Words Words Words...

Shakespeare lived and wrote his powerful works 400 years ago, meaning that for us today, who still adore and honor his corpus, we have almost no clear idea of what Shakespeare experienced in his world. Even though he writes about universal concepts, of love, of anger, of confusion, of vengeance, he coded these themes through symbols that also talked about the politics, prejudices, preoccupations, and policies of his day. 

That means the job of the actor is to help the audience understand what is funny, and why. Or what is poignant, and treacherous, and cathartic. It is to the player to know the words he or she must deliver. And that can be hard to do without some help.

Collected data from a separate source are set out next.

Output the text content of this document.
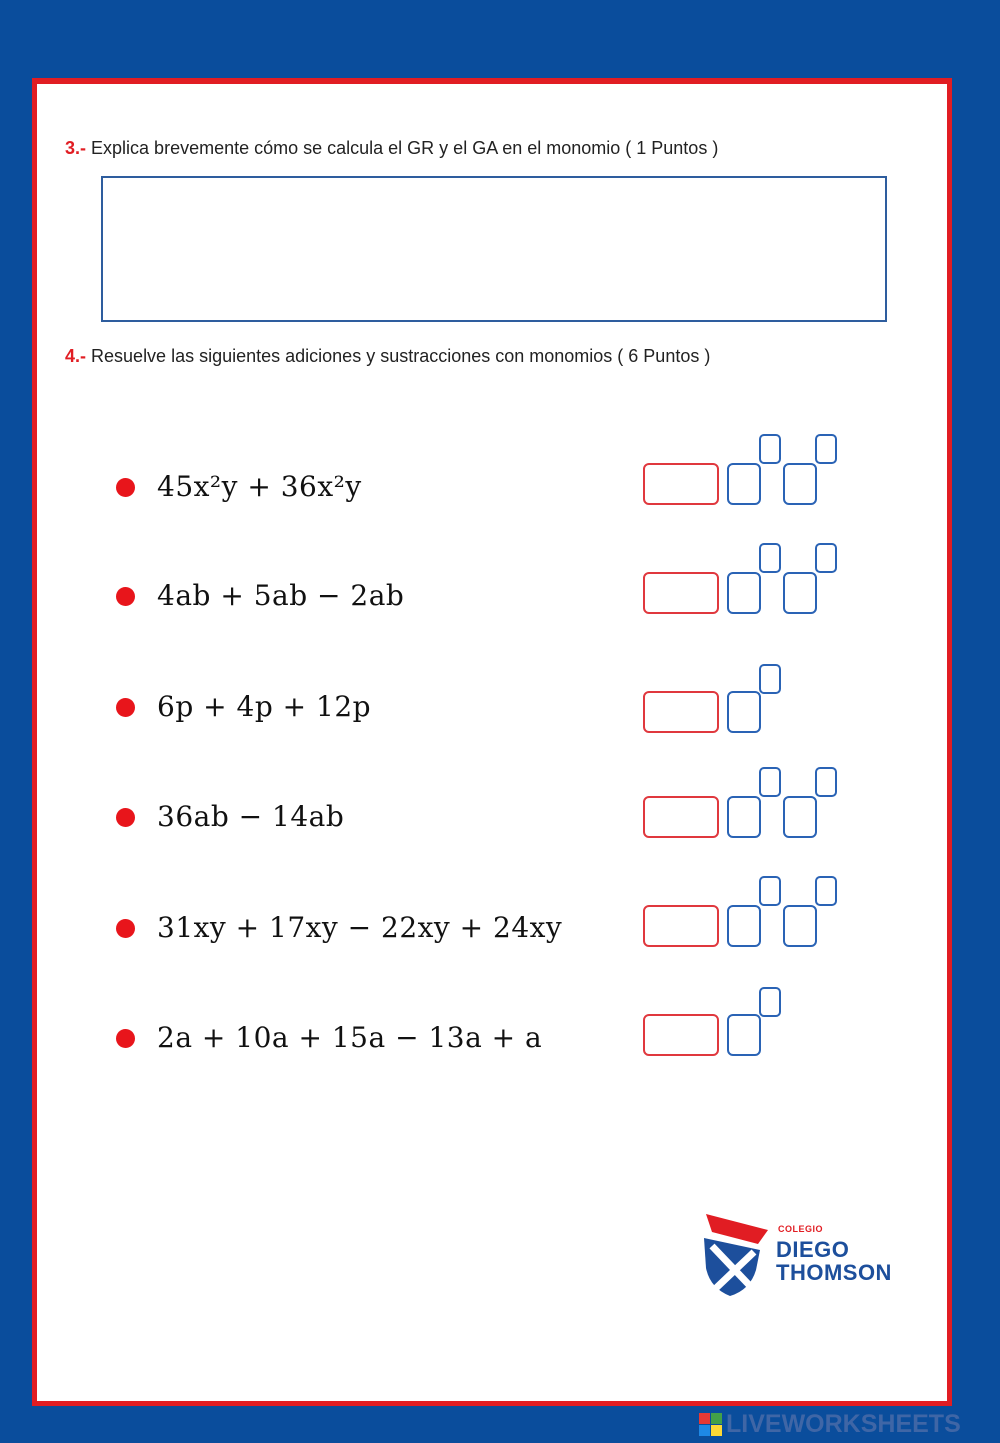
3.- Explica brevemente cómo se calcula el GR y el GA en el monomio ( 1 Puntos )
4.- Resuelve las siguientes adiciones y sustracciones con monomios ( 6 Puntos )
45x²y + 36x²y
4ab + 5ab − 2ab
6p + 4p + 12p
36ab − 14ab
31xy + 17xy − 22xy + 24xy
2a + 10a + 15a − 13a + a
COLEGIO
DIEGO
THOMSON
LIVEWORKSHEETS
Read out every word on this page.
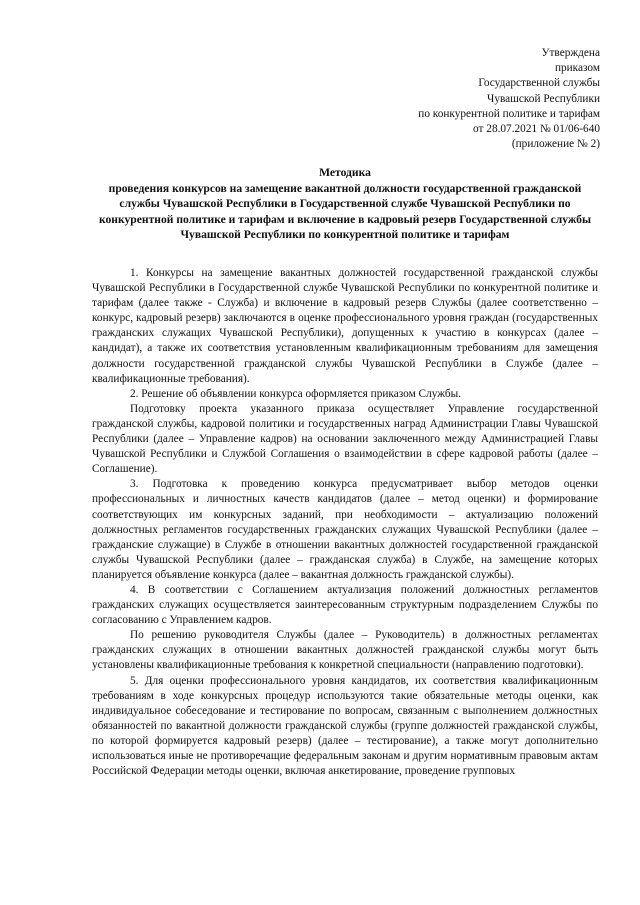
Утверждена
приказом
Государственной службы
Чувашской Республики
по конкурентной политике и тарифам
от 28.07.2021 № 01/06-640
(приложение № 2)
Методика
проведения конкурсов на замещение вакантной должности государственной гражданской службы Чувашской Республики в Государственной службе Чувашской Республики по конкурентной политике и тарифам и включение в кадровый резерв Государственной службы Чувашской Республики по конкурентной политике и тарифам

1. Конкурсы на замещение вакантных должностей государственной гражданской службы Чувашской Республики в Государственной службе Чувашской Республики по конкурентной политике и тарифам (далее также - Служба) и включение в кадровый резерв Службы (далее соответственно – конкурс, кадровый резерв) заключаются в оценке профессионального уровня граждан (государственных гражданских служащих Чувашской Республики), допущенных к участию в конкурсах (далее – кандидат), а также их соответствия установленным квалификационным требованиям для замещения должности государственной гражданской службы Чувашской Республики в Службе (далее – квалификационные требования).

2. Решение об объявлении конкурса оформляется приказом Службы.

Подготовку проекта указанного приказа осуществляет Управление государственной гражданской службы, кадровой политики и государственных наград Администрации Главы Чувашской Республики (далее – Управление кадров) на основании заключенного между Администрацией Главы Чувашской Республики и Службой Соглашения о взаимодействии в сфере кадровой работы (далее – Соглашение).

3. Подготовка к проведению конкурса предусматривает выбор методов оценки профессиональных и личностных качеств кандидатов (далее – метод оценки) и формирование соответствующих им конкурсных заданий, при необходимости – актуализацию положений должностных регламентов государственных гражданских служащих Чувашской Республики (далее – гражданские служащие) в Службе в отношении вакантных должностей государственной гражданской службы Чувашской Республики (далее – гражданская служба) в Службе, на замещение которых планируется объявление конкурса (далее – вакантная должность гражданской службы).

4. В соответствии с Соглашением актуализация положений должностных регламентов гражданских служащих осуществляется заинтересованным структурным подразделением Службы по согласованию с Управлением кадров.

По решению руководителя Службы (далее – Руководитель) в должностных регламентах гражданских служащих в отношении вакантных должностей гражданской службы могут быть установлены квалификационные требования к конкретной специальности (направлению подготовки).

5. Для оценки профессионального уровня кандидатов, их соответствия квалификационным требованиям в ходе конкурсных процедур используются такие обязательные методы оценки, как индивидуальное собеседование и тестирование по вопросам, связанным с выполнением должностных обязанностей по вакантной должности гражданской службы (группе должностей гражданской службы, по которой формируется кадровый резерв) (далее – тестирование), а также могут дополнительно использоваться иные не противоречащие федеральным законам и другим нормативным правовым актам Российской Федерации методы оценки, включая анкетирование, проведение групповых
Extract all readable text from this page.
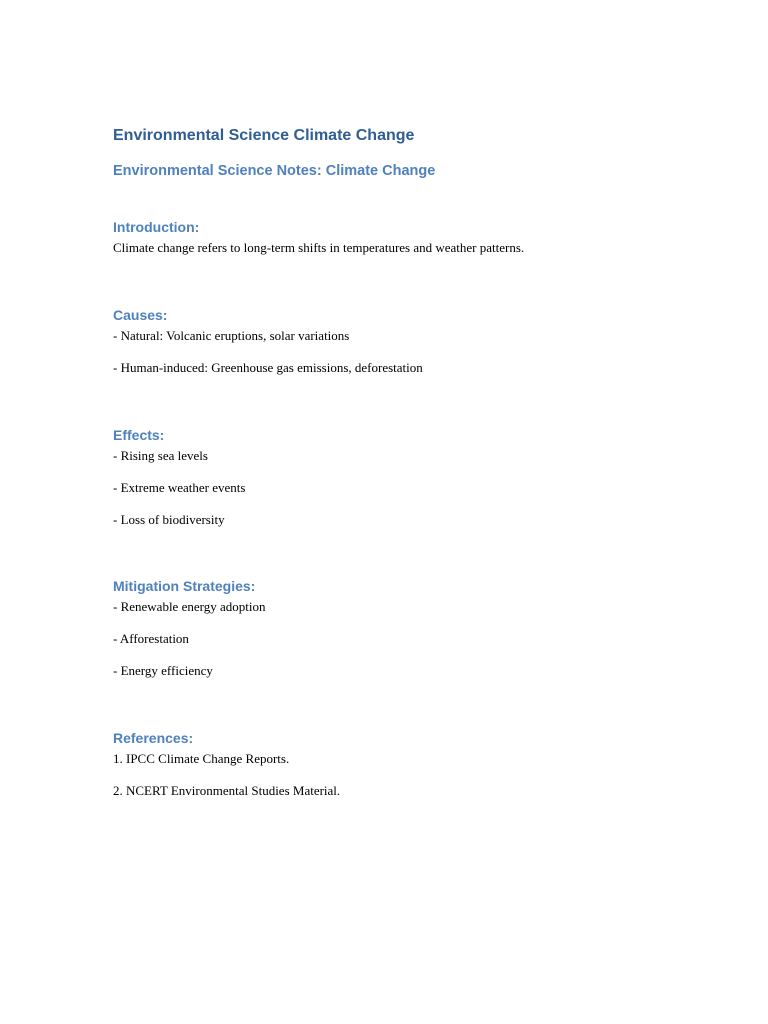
Environmental Science Climate Change
Environmental Science Notes: Climate Change
Introduction:

Climate change refers to long-term shifts in temperatures and weather patterns.

Causes:

- Natural: Volcanic eruptions, solar variations

- Human-induced: Greenhouse gas emissions, deforestation

Effects:

- Rising sea levels

- Extreme weather events

- Loss of biodiversity

Mitigation Strategies:

- Renewable energy adoption

- Afforestation

- Energy efficiency

References:

1. IPCC Climate Change Reports.

2. NCERT Environmental Studies Material.
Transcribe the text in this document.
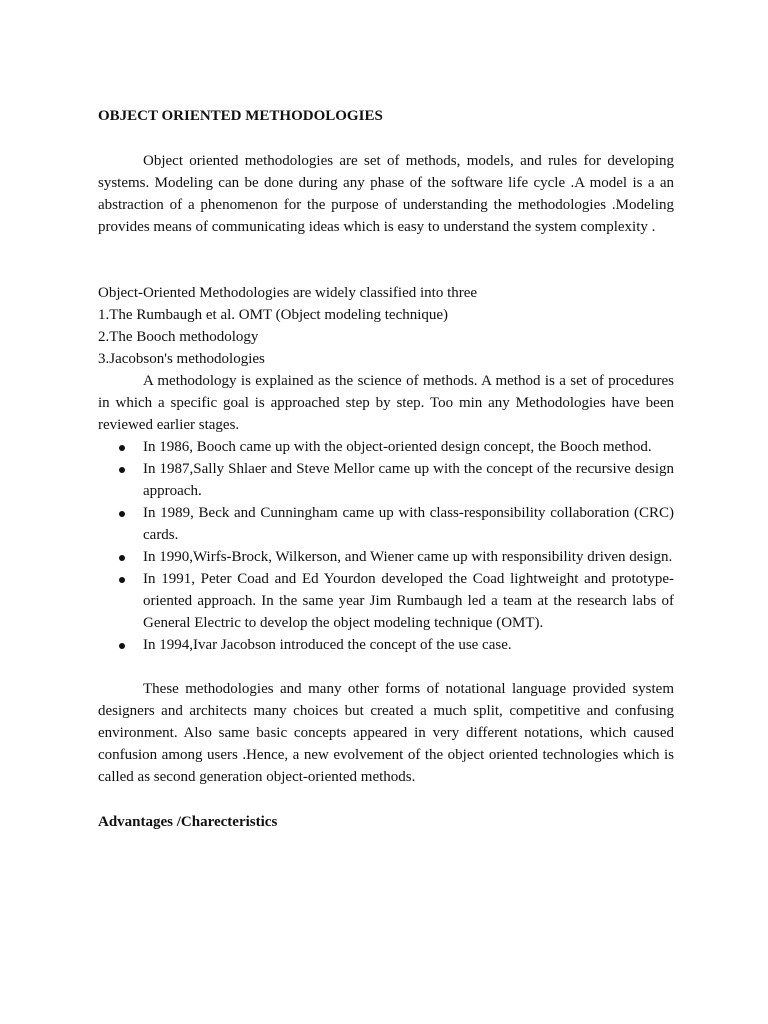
OBJECT ORIENTED METHODOLOGIES

Object oriented methodologies are set of methods, models, and rules for developing systems. Modeling can be done during any phase of the software life cycle .A model is a an abstraction of a phenomenon for the purpose of understanding the methodologies .Modeling provides means of communicating ideas which is easy to understand the system complexity .

Object-Oriented Methodologies are widely classified into three

1.The Rumbaugh et al. OMT (Object modeling technique)

2.The Booch methodology

3.Jacobson's methodologies

A methodology is explained as the science of methods. A method is a set of procedures in which a specific goal is approached step by step. Too min any Methodologies have been reviewed earlier stages.

In 1986, Booch came up with the object-oriented design concept, the Booch method.
In 1987,Sally Shlaer and Steve Mellor came up with the concept of the recursive design approach.
In 1989, Beck and Cunningham came up with class-responsibility collaboration (CRC) cards.
In 1990,Wirfs-Brock, Wilkerson, and Wiener came up with responsibility driven design.
In 1991, Peter Coad and Ed Yourdon developed the Coad lightweight and prototype-oriented approach. In the same year Jim Rumbaugh led a team at the research labs of General Electric to develop the object modeling technique (OMT).
In 1994,Ivar Jacobson introduced the concept of the use case.

These methodologies and many other forms of notational language provided system designers and architects many choices but created a much split, competitive and confusing environment. Also same basic concepts appeared in very different notations, which caused confusion among users .Hence, a new evolvement of the object oriented technologies which is called as second generation object-oriented methods.

Advantages /Charecteristics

The APPROACH of the RIAL Shakespeare Academy is to work through some of that muddiness so that the actor helps the audience to laugh, to cry, to understand and experience Shakespeare's stories better. We do that through three stages. 

Step 1: Learn about it

The RIAL SA will start the student with three months of Saturday morning classes. In these classes we will dive deeply into the play to find the subtle clues and hints to reveal the pain, the mockery, the joy of love, the folly. That will lead us into four critical areas of study:

  • We will study the cultural and political context of the play, including the massive importance of royalty, the Middle Ages, and the Reformation to understand better what Shakespeare is talking about.
  • We will look at the language of the era, in order to understand the accent, the rhythm, and the meaning of Shakespeare's sometimes difficult to understand lines.
  • We will look at drama in the Renaissance to see how Shakespeare would have expected his plays to be staged, and how that affected how he wrote them. 
  • And finally we will study (and learn!) how to stage the fight choreography of Shakespeare's day. That means every student will learn a little about martial arts (through the combined efforts of the Salle Saint Louis) in order to present a more authentic (and thrilling) display. 

Step 2: Try it out

After the course finishes, we will produce our own production of the work. This production will be hosted in the Lions Park of Lexington, under the stars, with free admission. The production will be as professional as our resources allow, although the production value will focus largely on reproducing an authentic Shakespearean experience, as much as possible. Everybody in the class will be assigned a part, and rehearsals will be held after class on Saturday afternoons. 

Step 3: Step into that world

At the conclusion of the class, students will be offered the chance to travel to England on a guided trip. We will use this trip to see Shakespeare performed by the top actors in England, as well as visit places that Shakespeare used in inventing the world of the play. Each trip will be different, and each will choose locations to visit based on the play under production. 

This voyage into Shakespeare's native world will be hosted by the instructor, so the students will have the opportunity to learn in-depth at each stop.